CIRCULEZ, Y ‘A RIEN A VOIR !
« RIEN A VOIR ! » C’est par cette formule lapidaire que le président SPINETTA a répondu à l’interpellation de SUD Aérien sur les différences de traitement social des salariés dans les deux accidents : celui de la chute mortelle d’une hôtesse le 1er février et le crash de Toronto du 2 août.
Notre syndicat n’est pas le seul à avoir été choqué par l’attitude de la direction générale. Nombreux sont les salariés qui nous font part de leur indignation voire de leur écœurement.
On avait cru que l’époque « volants » contre « rampants » était révolue et que, dans cette entreprise, on pensait toutes et tous être traité(e)s de façon équitable. Dans le 1er cas, quelques jours seulement après le drame, alors que les enquêtes n’ont pas encore commencé et que l’instruction n’est même pas encore ouverte, le PDG organise une conférence de presse et accuse publiquement l’agent de piste d’être l’unique responsable de l’accident. Il entame aussitôt une procédure de licenciement à son encontre. Les délégués SUD et CGT, défenseurs de l’agent ont toutes les peines du monde à faire valoir leur droit à la défense. Le 27 avril, M. PLISSONNIER, directeur de l’escale d’Orly signe le licenciement pour faute grave.
Dans le 2ème cas, le PDG publie pas moins de 3 FlashInfo pour encenser l’équipage et protester contre les rumeurs mettant en cause les pilotes. Là encore, il dégage Air France de ses responsabilités en accusant maladroitement l’aéroport de Toronto.
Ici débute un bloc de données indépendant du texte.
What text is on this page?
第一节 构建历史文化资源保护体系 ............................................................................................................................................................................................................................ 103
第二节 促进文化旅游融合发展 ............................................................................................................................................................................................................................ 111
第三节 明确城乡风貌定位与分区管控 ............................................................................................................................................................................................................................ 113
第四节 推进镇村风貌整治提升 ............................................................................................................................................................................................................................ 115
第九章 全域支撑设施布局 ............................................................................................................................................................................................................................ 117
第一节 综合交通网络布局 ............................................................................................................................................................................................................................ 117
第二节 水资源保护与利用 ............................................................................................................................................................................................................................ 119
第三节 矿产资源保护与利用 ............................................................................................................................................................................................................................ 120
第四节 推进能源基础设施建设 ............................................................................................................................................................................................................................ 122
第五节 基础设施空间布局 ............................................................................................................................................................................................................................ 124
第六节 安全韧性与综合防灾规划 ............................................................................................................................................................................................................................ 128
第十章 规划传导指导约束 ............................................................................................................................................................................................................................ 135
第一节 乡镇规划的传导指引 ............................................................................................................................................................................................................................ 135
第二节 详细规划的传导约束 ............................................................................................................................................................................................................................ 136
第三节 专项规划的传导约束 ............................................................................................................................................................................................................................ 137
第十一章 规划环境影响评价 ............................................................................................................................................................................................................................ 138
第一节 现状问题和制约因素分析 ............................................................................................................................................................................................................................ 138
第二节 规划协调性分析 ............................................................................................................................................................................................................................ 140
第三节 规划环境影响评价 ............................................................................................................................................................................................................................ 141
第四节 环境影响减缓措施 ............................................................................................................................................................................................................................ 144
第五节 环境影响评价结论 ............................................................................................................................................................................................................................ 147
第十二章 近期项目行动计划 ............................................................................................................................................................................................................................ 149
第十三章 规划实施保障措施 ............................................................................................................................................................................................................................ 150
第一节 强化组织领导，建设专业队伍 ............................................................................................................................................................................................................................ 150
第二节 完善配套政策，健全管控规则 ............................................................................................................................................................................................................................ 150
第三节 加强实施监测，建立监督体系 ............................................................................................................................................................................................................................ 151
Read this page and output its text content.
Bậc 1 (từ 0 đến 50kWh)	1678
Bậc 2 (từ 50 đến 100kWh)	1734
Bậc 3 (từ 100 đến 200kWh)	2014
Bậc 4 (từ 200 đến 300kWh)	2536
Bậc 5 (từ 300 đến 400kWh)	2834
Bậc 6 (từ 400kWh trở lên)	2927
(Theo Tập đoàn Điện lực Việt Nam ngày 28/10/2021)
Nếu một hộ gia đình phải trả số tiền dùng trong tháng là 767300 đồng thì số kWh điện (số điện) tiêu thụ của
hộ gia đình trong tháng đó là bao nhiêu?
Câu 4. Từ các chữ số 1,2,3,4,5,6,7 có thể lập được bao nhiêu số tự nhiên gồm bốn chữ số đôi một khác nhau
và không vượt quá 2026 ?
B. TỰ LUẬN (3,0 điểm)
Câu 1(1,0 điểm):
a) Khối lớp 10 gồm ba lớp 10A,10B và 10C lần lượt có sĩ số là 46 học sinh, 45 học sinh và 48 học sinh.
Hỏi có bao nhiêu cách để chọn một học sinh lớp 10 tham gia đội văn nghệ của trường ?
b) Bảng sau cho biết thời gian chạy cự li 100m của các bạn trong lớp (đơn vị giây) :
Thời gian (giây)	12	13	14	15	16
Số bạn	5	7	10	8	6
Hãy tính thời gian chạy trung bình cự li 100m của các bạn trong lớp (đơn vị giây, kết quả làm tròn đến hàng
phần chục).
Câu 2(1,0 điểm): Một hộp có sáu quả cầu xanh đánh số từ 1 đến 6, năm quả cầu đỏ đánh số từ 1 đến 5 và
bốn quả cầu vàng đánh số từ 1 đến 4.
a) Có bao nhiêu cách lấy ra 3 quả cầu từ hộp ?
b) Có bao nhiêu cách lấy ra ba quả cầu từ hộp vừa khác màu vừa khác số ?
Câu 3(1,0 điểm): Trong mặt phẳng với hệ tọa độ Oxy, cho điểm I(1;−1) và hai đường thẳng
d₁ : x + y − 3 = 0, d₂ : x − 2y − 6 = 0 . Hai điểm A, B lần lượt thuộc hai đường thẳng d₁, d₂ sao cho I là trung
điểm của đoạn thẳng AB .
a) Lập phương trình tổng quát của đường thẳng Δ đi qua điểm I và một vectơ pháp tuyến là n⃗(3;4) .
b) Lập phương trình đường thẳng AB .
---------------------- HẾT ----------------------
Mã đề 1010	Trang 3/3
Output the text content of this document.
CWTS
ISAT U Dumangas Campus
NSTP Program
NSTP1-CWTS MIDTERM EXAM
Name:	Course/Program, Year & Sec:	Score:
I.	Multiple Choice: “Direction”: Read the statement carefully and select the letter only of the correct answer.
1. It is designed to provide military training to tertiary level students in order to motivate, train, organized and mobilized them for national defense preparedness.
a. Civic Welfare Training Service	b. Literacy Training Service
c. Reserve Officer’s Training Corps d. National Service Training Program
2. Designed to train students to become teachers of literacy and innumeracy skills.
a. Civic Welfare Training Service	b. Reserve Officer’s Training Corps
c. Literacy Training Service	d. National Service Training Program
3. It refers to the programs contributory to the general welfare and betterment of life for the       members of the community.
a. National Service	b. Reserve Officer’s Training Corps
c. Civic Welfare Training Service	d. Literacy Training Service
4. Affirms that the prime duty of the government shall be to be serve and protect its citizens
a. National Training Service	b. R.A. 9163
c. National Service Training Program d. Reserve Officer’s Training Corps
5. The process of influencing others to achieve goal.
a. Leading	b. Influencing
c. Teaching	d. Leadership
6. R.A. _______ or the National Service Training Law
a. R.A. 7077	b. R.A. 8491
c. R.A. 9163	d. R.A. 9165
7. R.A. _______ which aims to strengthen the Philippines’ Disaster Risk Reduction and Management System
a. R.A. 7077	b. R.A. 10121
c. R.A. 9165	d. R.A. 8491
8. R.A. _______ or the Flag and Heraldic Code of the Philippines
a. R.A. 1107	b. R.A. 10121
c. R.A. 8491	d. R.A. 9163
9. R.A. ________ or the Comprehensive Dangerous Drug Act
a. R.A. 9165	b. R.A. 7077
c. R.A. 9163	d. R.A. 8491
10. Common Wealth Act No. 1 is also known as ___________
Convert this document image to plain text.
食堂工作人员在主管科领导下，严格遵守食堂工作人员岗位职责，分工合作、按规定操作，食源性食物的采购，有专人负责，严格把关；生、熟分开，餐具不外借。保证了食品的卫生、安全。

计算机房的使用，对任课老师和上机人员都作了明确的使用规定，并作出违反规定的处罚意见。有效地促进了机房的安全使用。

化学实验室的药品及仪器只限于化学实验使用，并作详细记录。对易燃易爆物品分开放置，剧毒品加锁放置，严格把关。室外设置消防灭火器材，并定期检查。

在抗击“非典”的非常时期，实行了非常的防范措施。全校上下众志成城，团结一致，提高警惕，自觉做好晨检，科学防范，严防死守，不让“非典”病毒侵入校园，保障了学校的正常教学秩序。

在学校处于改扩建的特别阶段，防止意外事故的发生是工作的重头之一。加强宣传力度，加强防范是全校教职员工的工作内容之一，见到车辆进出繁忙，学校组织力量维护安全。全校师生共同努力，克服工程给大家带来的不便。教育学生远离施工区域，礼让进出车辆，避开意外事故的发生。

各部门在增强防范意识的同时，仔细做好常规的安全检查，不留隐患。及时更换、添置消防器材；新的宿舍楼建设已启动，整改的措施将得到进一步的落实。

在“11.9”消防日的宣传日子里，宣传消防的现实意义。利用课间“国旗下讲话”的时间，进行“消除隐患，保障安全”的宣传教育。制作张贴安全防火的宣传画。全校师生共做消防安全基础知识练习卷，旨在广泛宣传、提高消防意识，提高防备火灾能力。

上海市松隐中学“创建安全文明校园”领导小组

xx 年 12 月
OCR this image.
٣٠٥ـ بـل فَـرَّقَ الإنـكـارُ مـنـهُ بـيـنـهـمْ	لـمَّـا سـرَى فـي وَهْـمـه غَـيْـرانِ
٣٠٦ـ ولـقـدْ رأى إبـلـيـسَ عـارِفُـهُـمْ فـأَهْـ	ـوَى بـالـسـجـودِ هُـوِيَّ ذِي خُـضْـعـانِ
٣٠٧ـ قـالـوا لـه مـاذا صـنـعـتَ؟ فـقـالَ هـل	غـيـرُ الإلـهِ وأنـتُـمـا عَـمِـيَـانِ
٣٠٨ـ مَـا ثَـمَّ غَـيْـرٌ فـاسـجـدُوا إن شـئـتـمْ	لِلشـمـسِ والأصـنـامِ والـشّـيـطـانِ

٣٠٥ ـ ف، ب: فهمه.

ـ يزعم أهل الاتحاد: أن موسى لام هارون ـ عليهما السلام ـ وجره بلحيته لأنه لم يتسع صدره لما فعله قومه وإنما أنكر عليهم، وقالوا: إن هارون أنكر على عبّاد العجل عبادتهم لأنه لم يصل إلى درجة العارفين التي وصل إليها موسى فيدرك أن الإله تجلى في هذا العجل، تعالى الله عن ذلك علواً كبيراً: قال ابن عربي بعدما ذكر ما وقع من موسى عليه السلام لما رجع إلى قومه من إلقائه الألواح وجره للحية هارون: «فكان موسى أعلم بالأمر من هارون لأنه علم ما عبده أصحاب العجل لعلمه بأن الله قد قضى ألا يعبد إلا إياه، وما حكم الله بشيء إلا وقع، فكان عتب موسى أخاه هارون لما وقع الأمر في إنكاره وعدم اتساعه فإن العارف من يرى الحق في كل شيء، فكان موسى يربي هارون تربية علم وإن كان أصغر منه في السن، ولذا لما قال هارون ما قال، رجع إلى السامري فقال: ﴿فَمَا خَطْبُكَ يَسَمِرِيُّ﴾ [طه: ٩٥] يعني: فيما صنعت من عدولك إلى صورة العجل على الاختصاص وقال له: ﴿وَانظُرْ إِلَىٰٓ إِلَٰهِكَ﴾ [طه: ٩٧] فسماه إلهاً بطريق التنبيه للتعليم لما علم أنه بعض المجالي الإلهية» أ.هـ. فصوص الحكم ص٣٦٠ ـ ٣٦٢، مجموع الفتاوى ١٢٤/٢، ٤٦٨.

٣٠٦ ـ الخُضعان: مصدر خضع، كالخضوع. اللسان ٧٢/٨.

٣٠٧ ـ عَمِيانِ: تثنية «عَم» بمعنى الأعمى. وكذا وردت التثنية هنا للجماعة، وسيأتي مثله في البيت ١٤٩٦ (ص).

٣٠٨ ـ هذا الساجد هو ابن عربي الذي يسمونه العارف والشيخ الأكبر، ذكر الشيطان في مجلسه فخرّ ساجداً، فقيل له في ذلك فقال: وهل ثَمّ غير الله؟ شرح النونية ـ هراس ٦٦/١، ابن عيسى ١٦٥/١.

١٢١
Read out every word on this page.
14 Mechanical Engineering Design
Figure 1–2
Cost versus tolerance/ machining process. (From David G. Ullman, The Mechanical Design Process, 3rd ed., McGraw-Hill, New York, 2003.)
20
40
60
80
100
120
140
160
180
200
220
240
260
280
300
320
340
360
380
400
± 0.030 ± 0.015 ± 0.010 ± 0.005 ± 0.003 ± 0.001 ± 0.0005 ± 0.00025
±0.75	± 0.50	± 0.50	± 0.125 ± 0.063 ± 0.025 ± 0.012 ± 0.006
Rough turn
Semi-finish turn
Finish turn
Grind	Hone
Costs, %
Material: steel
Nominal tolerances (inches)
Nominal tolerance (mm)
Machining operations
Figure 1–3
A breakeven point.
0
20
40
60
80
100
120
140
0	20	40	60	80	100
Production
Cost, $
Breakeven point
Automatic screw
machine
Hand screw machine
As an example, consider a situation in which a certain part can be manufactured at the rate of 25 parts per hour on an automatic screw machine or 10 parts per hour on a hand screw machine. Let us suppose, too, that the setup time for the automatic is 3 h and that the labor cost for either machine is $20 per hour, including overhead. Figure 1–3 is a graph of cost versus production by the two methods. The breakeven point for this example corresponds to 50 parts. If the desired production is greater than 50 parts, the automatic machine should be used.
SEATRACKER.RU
Il exige d’attendre le résultat des enquêtes et de laisser la justice faire son travail avant d’accuser qui que ce soit ... toutes choses que nous n’avons cessé de réclamer pour notre collègue de la Piste.
Nous aurons tous noté que dans le cas de Toronto, il s’agit de PNT, pas d’un simple agent du sol. Pourquoi une telle différence de traitement entre PNT et PS ? Serait-ce parce que les PNT représentent une partie importante des actionnaires ... qu’il ne faudrait donc pas contrarier ? Cela dit, qu’on attende les enquêtes pour déterminer les responsabilités : très bien, parfait ! C’est juste le droit que nous réclamions pour notre collègue de la Piste. Mais ce droit à la justice la plus élémentaire, le plus haut dirigeant de l’entreprise le lui a refusé.
C’est donc tout naturellement que nous avons proposé aux autres syndicats de voter une motion lors du CCE du 21 septembre et en présence du PDG : « Suite à l’accident survenu l‘été dernier à Toronto, la direction d’ Air France a fait le choix de ne prendre aucune mesure avant la fin des enquêtes en cours. Cette position de la direction, conforme à notre souhait et respectueuse des textes n’a pas toujours été de mise. Dans un passé récent, la direction d’Air France, lors d’un accident dramatique qui a causé le décès d’une hôtesse, n’a pas attendu la fin des enquêtes pour désigner un salarié de la Piste comme seul responsable et de le licencier. Les élus réunis en session demandent le même traitement pour tout le personnel et donc la réintégration de notre collègue de la piste. »
Votes des élus :
Pour : 4 CGT/ UGICT-CGT
Contre : 4 CFDT, 2 FO, 2 CGC
Abstention : 3 Alliance PN
Votes consultatifs :
Pour : 1 SUD Aérien
Contre : 1 SNMSAC
Abstention :1 CFTC
Qu’avait donc de révolutionnaire cette motion pour que la CFDT, FO, la CGC et le SNMSAC refusent de la voter ? Il aurait suffi qu’ils ne prennent pas part aux votes, comme ils le font souvent, pour que la motion soit votée.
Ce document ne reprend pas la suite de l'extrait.